Tussen het einde van de Duitse bezetting en 1974, het geboortejaar van Zaanstad, had de gemeente Zaandam vijf burgemeesters. Hun namen zijn nog altijd zichtbaar in de openbare ruimte. Op één na. Van Gé Franken – die toch ruim zeven jaar eerste burger was en ook nog eens kon bogen op een imposant oorlogsverleden – is merkwaardig genoeg geen spoor terug te vinden.
In september 1994 overleed Gerrit Johan Daniel Franken op 74-jarige leeftijd. Hij was na Wim Thomassen de langstzittende naoorlogse burgemeester van Zaandam, van 1958 tot 1966. Thomassen kreeg een haven naar zich vernoemd. Diens voorganger Joris in ’t Veld een park. Een brug en een literair fonds herinneren aan Reint Laan. Zelfs Isaac Baart, slechts anderhalf jaar burgemeester van Zaandam, werd vernoemd. Hij kreeg een zijtak van het Noordzeekanaal op zijn naam.
Franken leidde het college van B&W in een periode waarin de stad een stevige groeispurt doormaakte. Tijdens zijn bestuursperiode ontstonden de bouwplannen voor het Hoornse- en Peldersveld. Het Julianaziekenhuis ging open en het Zaanlands Lyceum kreeg een nieuw gebouw. Franken speelde verder een belangrijke rol bij de totstandkoming van de Coentunnel, die in het jaar van zijn afscheid als burgemeester gereedkwam. Tot een publiek eerbetoon leidde zijn dadendrang echter niet.
Tweede Wereldoorlog
Dat de toen nog maar 38-jarige Franken in 1958 burgemeester kon worden mag overigens een klein wonder heten. Alertheid en geluk maakten dat hij heelhuids door de Tweede Wereldoorlog kwam. Hij keerde zich al in 1940 tegen de Duitsers. Op 31 augustus was de enkele maanden eerder naar Engeland gevluchte koningin Wilhelmina jarig. Zijn latere echtgenote, Mieke Preusterink, herinnert zich 79 jaar later nog Frankens eerste, voor een breed publiek zichtbare, ‘verzetje’: ‘Toen stond er een grote foto in de krant van een klein zeilbootje met een enorme rood-wit-blauwe vlag erop. Dat was Gé, op de IJssel. Die dacht, ik ga even laten zien hoe ik er over denk.’

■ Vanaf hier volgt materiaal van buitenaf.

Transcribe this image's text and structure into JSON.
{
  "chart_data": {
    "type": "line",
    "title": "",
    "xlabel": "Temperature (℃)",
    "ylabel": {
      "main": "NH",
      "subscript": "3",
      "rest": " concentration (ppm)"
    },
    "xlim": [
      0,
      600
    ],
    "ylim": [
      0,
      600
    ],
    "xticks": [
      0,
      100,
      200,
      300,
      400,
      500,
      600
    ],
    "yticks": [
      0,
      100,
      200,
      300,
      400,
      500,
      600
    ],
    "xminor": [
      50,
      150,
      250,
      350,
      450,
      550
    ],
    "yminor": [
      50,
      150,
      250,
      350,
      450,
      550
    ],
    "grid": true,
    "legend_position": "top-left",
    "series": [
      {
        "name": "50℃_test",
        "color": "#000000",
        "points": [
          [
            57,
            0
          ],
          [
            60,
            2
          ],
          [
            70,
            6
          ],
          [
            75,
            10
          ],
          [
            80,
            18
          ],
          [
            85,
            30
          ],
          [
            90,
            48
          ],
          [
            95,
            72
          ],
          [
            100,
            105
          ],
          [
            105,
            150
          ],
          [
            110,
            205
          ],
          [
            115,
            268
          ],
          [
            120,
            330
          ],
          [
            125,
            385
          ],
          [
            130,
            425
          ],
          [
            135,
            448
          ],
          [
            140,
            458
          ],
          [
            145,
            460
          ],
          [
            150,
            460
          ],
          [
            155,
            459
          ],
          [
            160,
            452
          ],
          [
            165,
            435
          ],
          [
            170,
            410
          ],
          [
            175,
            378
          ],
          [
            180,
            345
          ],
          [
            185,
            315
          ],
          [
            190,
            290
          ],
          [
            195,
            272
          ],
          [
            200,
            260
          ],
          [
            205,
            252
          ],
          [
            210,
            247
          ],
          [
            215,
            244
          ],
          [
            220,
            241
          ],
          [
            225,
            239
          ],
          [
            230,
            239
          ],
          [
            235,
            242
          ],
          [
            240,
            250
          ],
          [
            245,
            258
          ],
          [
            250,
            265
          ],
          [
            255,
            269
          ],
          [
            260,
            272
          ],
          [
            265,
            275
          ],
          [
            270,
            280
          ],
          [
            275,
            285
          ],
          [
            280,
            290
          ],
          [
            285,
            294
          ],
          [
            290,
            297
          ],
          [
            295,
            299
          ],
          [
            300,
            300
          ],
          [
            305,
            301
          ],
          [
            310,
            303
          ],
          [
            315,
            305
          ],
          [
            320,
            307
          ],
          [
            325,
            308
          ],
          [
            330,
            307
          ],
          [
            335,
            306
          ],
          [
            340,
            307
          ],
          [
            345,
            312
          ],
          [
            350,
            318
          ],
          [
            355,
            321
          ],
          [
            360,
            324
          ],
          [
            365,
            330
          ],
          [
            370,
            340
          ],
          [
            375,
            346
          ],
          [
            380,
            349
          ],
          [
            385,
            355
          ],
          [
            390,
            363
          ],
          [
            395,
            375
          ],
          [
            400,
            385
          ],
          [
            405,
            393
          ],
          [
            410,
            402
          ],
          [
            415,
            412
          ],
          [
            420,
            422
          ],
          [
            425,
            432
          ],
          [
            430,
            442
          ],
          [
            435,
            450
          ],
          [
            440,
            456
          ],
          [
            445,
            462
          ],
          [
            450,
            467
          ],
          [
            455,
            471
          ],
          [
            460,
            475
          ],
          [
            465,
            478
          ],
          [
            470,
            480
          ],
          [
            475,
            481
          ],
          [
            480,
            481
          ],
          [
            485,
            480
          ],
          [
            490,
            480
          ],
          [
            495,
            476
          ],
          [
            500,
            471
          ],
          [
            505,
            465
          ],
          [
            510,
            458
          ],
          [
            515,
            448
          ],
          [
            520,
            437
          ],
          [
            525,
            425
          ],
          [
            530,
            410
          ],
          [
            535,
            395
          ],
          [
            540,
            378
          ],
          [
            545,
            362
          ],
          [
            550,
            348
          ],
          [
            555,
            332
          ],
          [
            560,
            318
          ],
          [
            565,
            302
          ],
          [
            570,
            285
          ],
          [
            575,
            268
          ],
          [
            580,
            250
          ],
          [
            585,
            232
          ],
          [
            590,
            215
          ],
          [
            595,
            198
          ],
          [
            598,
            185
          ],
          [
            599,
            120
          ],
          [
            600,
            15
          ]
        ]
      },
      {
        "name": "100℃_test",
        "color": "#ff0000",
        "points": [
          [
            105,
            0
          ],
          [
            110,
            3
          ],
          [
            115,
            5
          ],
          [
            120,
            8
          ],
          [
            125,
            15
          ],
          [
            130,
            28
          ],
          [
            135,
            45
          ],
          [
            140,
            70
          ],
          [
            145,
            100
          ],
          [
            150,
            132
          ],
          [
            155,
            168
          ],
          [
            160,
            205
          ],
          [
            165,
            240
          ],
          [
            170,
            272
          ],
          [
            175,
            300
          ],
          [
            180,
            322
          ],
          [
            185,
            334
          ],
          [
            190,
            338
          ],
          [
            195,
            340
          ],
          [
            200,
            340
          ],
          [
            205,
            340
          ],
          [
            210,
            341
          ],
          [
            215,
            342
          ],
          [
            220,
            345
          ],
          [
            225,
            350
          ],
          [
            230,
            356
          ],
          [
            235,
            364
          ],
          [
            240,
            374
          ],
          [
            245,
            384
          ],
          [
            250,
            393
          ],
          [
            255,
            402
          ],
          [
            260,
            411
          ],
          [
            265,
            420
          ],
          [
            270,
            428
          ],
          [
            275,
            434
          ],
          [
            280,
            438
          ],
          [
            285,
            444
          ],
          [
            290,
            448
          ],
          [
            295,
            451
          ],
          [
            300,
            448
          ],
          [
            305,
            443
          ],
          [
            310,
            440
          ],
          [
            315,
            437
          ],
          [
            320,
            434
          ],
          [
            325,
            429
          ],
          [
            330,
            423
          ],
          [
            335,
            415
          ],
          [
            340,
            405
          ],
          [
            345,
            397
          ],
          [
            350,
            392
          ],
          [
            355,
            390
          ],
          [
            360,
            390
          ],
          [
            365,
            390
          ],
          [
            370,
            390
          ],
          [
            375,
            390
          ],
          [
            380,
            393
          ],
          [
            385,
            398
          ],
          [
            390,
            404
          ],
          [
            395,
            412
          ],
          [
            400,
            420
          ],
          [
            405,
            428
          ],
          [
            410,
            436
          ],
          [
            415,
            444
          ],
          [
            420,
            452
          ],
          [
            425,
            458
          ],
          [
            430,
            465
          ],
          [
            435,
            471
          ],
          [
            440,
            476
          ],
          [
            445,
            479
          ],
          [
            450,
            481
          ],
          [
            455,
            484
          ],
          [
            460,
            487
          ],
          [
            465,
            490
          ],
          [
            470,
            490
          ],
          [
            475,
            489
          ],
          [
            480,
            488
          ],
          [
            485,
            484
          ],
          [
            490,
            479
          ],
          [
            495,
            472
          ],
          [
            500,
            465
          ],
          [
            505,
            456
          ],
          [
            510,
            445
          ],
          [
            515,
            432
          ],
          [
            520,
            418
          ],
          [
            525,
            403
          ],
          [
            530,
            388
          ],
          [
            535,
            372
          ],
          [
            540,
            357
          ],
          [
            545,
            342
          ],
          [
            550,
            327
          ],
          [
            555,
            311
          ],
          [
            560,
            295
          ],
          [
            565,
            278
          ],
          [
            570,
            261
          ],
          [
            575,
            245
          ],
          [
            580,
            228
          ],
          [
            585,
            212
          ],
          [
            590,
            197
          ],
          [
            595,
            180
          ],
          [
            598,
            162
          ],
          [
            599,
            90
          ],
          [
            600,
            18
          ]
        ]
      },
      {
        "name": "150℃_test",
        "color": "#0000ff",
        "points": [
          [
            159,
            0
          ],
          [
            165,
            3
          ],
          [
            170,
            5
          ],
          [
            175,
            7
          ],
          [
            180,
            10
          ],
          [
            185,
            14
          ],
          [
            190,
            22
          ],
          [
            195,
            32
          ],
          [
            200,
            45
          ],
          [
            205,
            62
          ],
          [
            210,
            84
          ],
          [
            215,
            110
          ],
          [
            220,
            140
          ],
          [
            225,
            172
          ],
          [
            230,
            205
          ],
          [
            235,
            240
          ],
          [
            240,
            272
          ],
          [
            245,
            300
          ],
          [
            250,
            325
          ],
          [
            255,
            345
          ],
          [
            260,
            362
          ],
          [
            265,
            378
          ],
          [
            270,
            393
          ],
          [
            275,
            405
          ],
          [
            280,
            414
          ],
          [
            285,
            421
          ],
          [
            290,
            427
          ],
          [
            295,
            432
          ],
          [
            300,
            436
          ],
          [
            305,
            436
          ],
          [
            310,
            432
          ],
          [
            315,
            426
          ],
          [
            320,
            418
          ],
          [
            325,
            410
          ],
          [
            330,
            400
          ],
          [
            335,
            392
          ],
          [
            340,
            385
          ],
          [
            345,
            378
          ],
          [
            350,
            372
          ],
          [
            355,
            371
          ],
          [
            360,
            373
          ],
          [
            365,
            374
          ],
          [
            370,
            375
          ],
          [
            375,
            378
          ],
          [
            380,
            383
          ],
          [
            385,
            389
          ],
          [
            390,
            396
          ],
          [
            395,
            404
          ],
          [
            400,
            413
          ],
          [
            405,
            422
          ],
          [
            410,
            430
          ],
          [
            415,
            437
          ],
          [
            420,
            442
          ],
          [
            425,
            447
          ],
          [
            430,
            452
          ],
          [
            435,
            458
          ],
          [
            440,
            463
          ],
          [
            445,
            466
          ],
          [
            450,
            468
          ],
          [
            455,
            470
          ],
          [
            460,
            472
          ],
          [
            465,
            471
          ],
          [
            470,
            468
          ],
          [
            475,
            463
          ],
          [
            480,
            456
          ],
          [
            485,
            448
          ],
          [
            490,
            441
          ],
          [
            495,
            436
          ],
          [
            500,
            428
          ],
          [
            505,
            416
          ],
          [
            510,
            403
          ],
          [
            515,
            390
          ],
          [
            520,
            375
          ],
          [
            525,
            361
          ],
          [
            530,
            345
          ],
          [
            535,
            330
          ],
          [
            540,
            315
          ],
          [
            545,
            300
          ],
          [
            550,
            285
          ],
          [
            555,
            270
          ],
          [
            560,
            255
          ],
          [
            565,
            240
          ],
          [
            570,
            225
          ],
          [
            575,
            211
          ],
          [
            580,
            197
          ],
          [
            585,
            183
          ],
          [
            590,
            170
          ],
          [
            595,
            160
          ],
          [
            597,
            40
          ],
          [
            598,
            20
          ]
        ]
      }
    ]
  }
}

Franken woonde in Deventer, de stad waar hij was geboren en getogen. Hij was kort voor de oorlog als volontair begonnen in het gemeentehuis van het enkele kilometers verderop gelegen dorp Gorssel. De bezetting stuitte hem tegen de borst. Maar net als zijn collega’s overzag hij aanvankelijk niet waartoe de sluipenderwijs ingevoerde Duitse maatregelen leidden. ‘Op de secretarie was bijvoorbeeld een juffrouw die fanatiek uitzocht wie Joden waren en wie niet. Dit wekte wel wrevel op bij de ambtenaren, maar je deed er niets aan.’ Franken plaatste net als vrijwel alle ambtenaren in het eerste oorlogsjaar zijn handtekening onder een verklaring waarin de bezetter loyaliteit eiste. ‘Weer zo’n vodje van de Duitsers, was de redenering… Maar toch, het geweten ging spreken. Ook mij zat het niet lekker en ik heb het getekende papiertje ’s avonds maar uit de post gevist. De bijbehorende verklaring van het gemeentebestuur, dat allen hadden getekend, ging wel de deur uit. Een weinig principieel geknoei in de marge mijnerzijds, maar ik vond het toentertijd al heel wat!’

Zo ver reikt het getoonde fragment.